The ACA was never meant to be a final product. The key was laying a foundation on which to build and taking a somewhat scattershot approach, trying lots of different ideas at once. But implicit in the notion of trying lots of things or fostering different approaches is that you're going to evolve and learn from them.
Most of this happens in the states, so they're the ones with the primary responsibility for evaluating what is and isn't working and making the necessary course corrections. Some changes in the federal framework can be made without Congress, in places like the CMS Innovation Center or other pieces of the executive branch. But there may also be places where Congress will need to step in and act as we see what is and isn't working.
At the moment, it's not entirely clear the degree to which Congress is up to the challenge.

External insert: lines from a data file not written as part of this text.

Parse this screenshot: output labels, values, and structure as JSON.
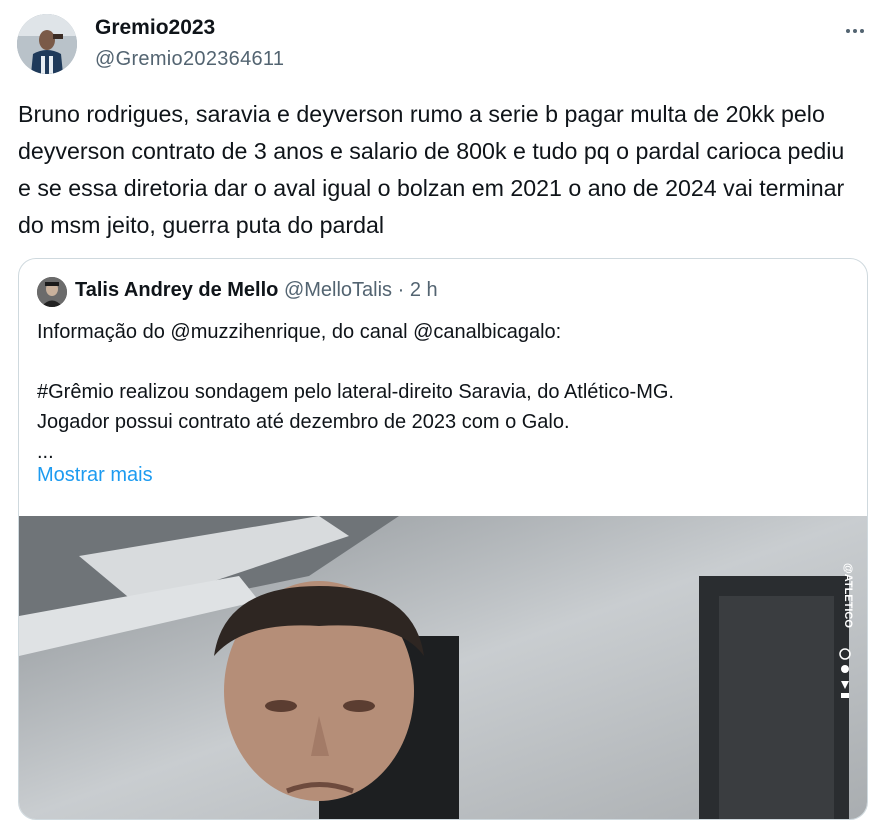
{
  "tweet": {
    "display_name": "Gremio2023",
    "handle": "@Gremio202364611",
    "text": "Bruno rodrigues, saravia e deyverson rumo a serie b pagar multa de 20kk pelo deyverson contrato de 3 anos e salario de 800k e tudo pq o pardal carioca pediu e se essa diretoria dar o aval igual o bolzan em 2021 o ano de 2024 vai terminar do msm jeito, guerra puta do pardal",
    "more_icon": "more-horizontal-icon"
  },
  "quote": {
    "display_name": "Talis Andrey de Mello",
    "handle": "@MelloTalis",
    "separator": "·",
    "time": "2 h",
    "lines": [
      "Informação do @muzzihenrique, do canal @canalbicagalo:",
      "",
      "#Grêmio realizou sondagem pelo lateral-direito Saravia, do Atlético-MG.",
      "Jogador possui contrato até dezembro de 2023 com o Galo.",
      "..."
    ],
    "show_more": "Mostrar mais",
    "watermark": "@ATLETICO"
  },
  "colors": {
    "text": "#0f1419",
    "secondary": "#536471",
    "link": "#1d9bf0",
    "border": "#cfd9de"
  }
}
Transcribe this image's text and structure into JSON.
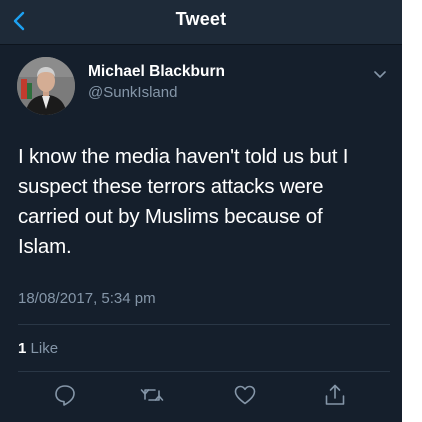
{
  "navbar": {
    "title": "Tweet",
    "back_icon": "chevron-left-icon"
  },
  "tweet": {
    "author_name": "Michael Blackburn",
    "author_handle": "@SunkIsland",
    "text_lines": [
      "I know the media haven't told us but I",
      "suspect these terrors attacks were",
      "carried out by Muslims because of",
      "Islam."
    ],
    "timestamp": "18/08/2017, 5:34 pm",
    "likes_count": "1",
    "likes_label": "Like"
  },
  "actions": [
    {
      "icon": "reply-icon"
    },
    {
      "icon": "retweet-icon"
    },
    {
      "icon": "heart-icon"
    },
    {
      "icon": "share-icon"
    }
  ],
  "colors": {
    "background": "#151f2c",
    "navbar": "#1e2a38",
    "accent": "#1da1f2",
    "secondary_text": "#8596a8",
    "divider": "#2a3746"
  }
}
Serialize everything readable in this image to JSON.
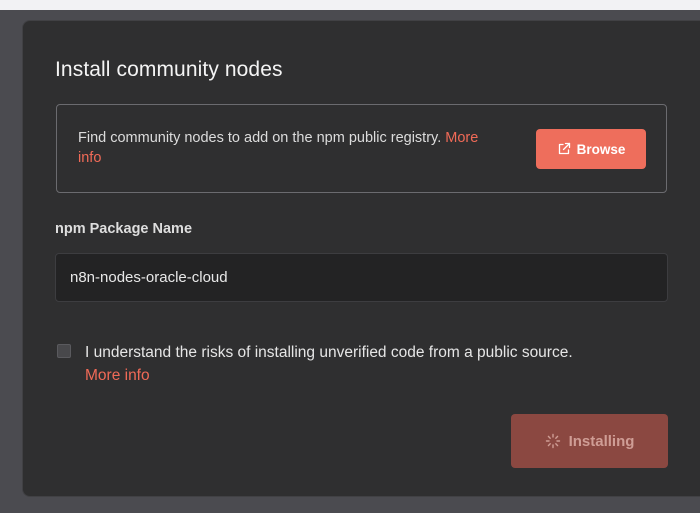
{
  "dialog": {
    "title": "Install community nodes",
    "info": {
      "text": "Find community nodes to add on the npm public registry. ",
      "link": "More info",
      "browse_label": "Browse",
      "browse_icon": "external-link-icon"
    },
    "package": {
      "label": "npm Package Name",
      "value": "n8n-nodes-oracle-cloud"
    },
    "consent": {
      "text": "I understand the risks of installing unverified code from a public source.",
      "link": "More info",
      "checked": false
    },
    "install": {
      "label": "Installing",
      "icon": "spinner-icon",
      "state": "disabled"
    }
  },
  "colors": {
    "accent": "#ee6e5c",
    "link": "#f06a57",
    "dialog_bg": "#2f2f30",
    "backdrop": "#4b4b50"
  }
}
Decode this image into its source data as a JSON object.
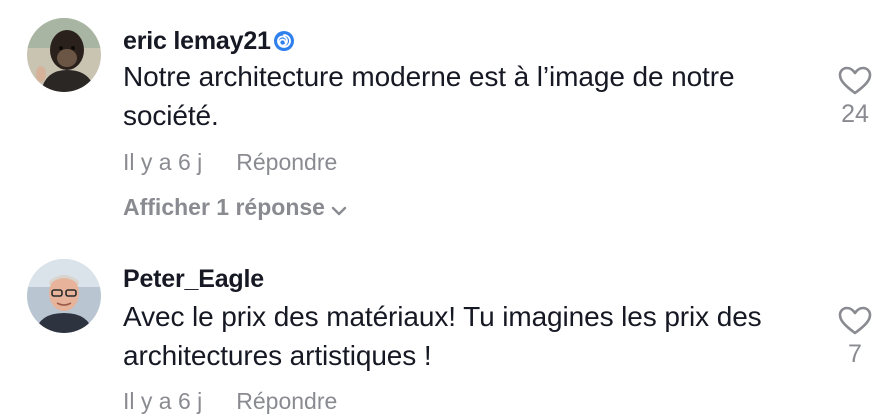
{
  "comments": [
    {
      "username": "eric lemay21",
      "username_icon": "swirl-emoji-icon",
      "text": "Notre architecture moderne est à l’image de notre société.",
      "time": "Il y a 6 j",
      "reply_label": "Répondre",
      "view_replies_label": "Afficher 1 réponse",
      "likes": "24"
    },
    {
      "username": "Peter_Eagle",
      "text": "Avec le prix des matériaux! Tu imagines les prix des architectures artistiques !",
      "time": "Il y a 6 j",
      "reply_label": "Répondre",
      "likes": "7"
    }
  ],
  "colors": {
    "text": "#161823",
    "muted": "#8a8b91",
    "swirl": "#2f80ed"
  }
}
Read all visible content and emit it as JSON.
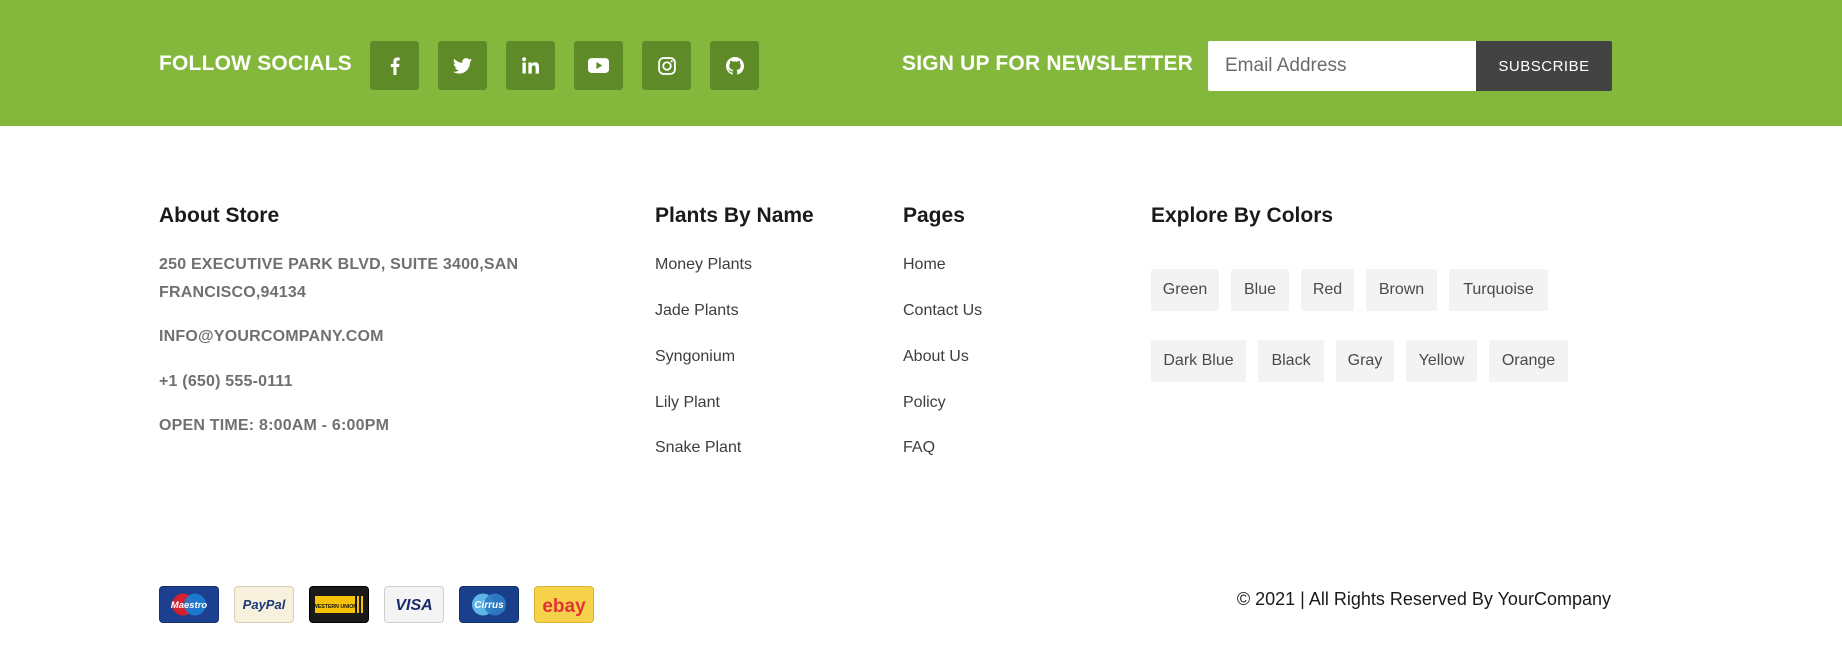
{
  "socials": {
    "label": "FOLLOW SOCIALS",
    "icons": [
      "facebook-icon",
      "twitter-icon",
      "linkedin-icon",
      "youtube-icon",
      "instagram-icon",
      "github-icon"
    ]
  },
  "newsletter": {
    "label": "SIGN UP FOR NEWSLETTER",
    "placeholder": "Email Address",
    "button": "SUBSCRIBE"
  },
  "about": {
    "title": "About Store",
    "address_line1": "250 EXECUTIVE PARK BLVD, SUITE 3400,SAN",
    "address_line2": "FRANCISCO,94134",
    "email": "INFO@YOURCOMPANY.COM",
    "phone": "+1 (650) 555-0111",
    "hours": "OPEN TIME: 8:00AM - 6:00PM"
  },
  "plants": {
    "title": "Plants By Name",
    "items": [
      "Money Plants",
      "Jade Plants",
      "Syngonium",
      "Lily Plant",
      "Snake Plant"
    ]
  },
  "pages": {
    "title": "Pages",
    "items": [
      "Home",
      "Contact Us",
      "About Us",
      "Policy",
      "FAQ"
    ]
  },
  "colors": {
    "title": "Explore By Colors",
    "row1": [
      "Green",
      "Blue",
      "Red",
      "Brown",
      "Turquoise"
    ],
    "row2": [
      "Dark Blue",
      "Black",
      "Gray",
      "Yellow",
      "Orange"
    ]
  },
  "payments": {
    "cards": [
      "Maestro",
      "PayPal",
      "WESTERN UNION",
      "VISA",
      "Cirrus",
      "ebay"
    ]
  },
  "footer": {
    "copyright": "© 2021 | All Rights Reserved By YourCompany"
  },
  "theme": {
    "accent": "#84b83c",
    "social_bg": "#5f8a28",
    "button_dark": "#434343"
  }
}
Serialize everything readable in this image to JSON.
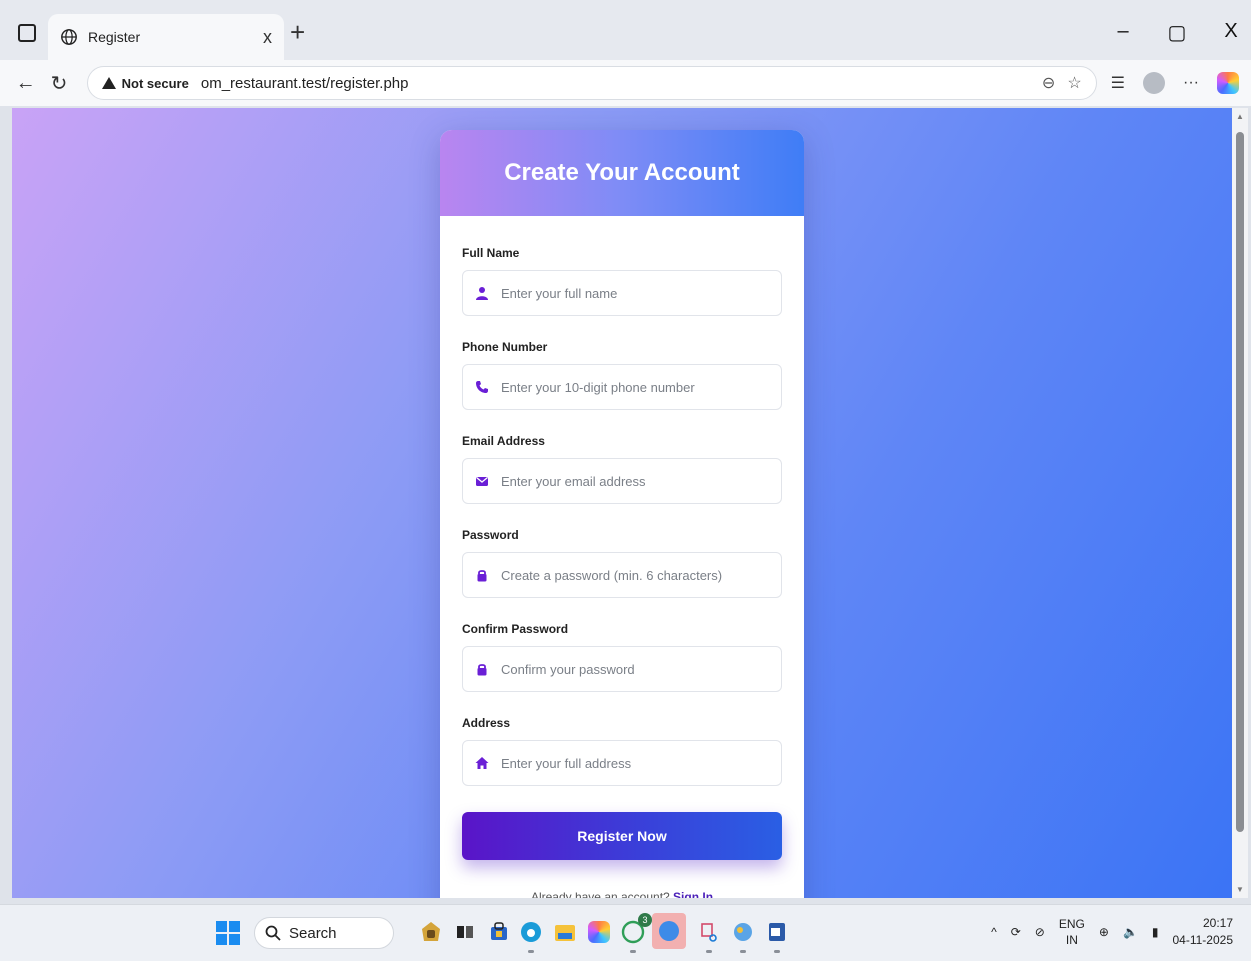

For instance, the ACA authorized grants for states to help them get to work retooling their tort laws. Like much of the rest of the law, the philosophy was that letting 50 flowers bloom would reveal the best paths forward (though the idea of tort reform grants was actually borrowed from Republican legislation). To date I don't believe the House has actually appropriated the funds to make those grants happen so no state tort laws have yet been impacted. So if they're not even willing to start the experiments where their actions are still needed--even in areas they ostensibly support, like tort reform--that doesn't bode well for the chances of them building on the successes and correcting the failures of other ongoing experiments.
It's going to be a pretty wild decade. But a fascinating one.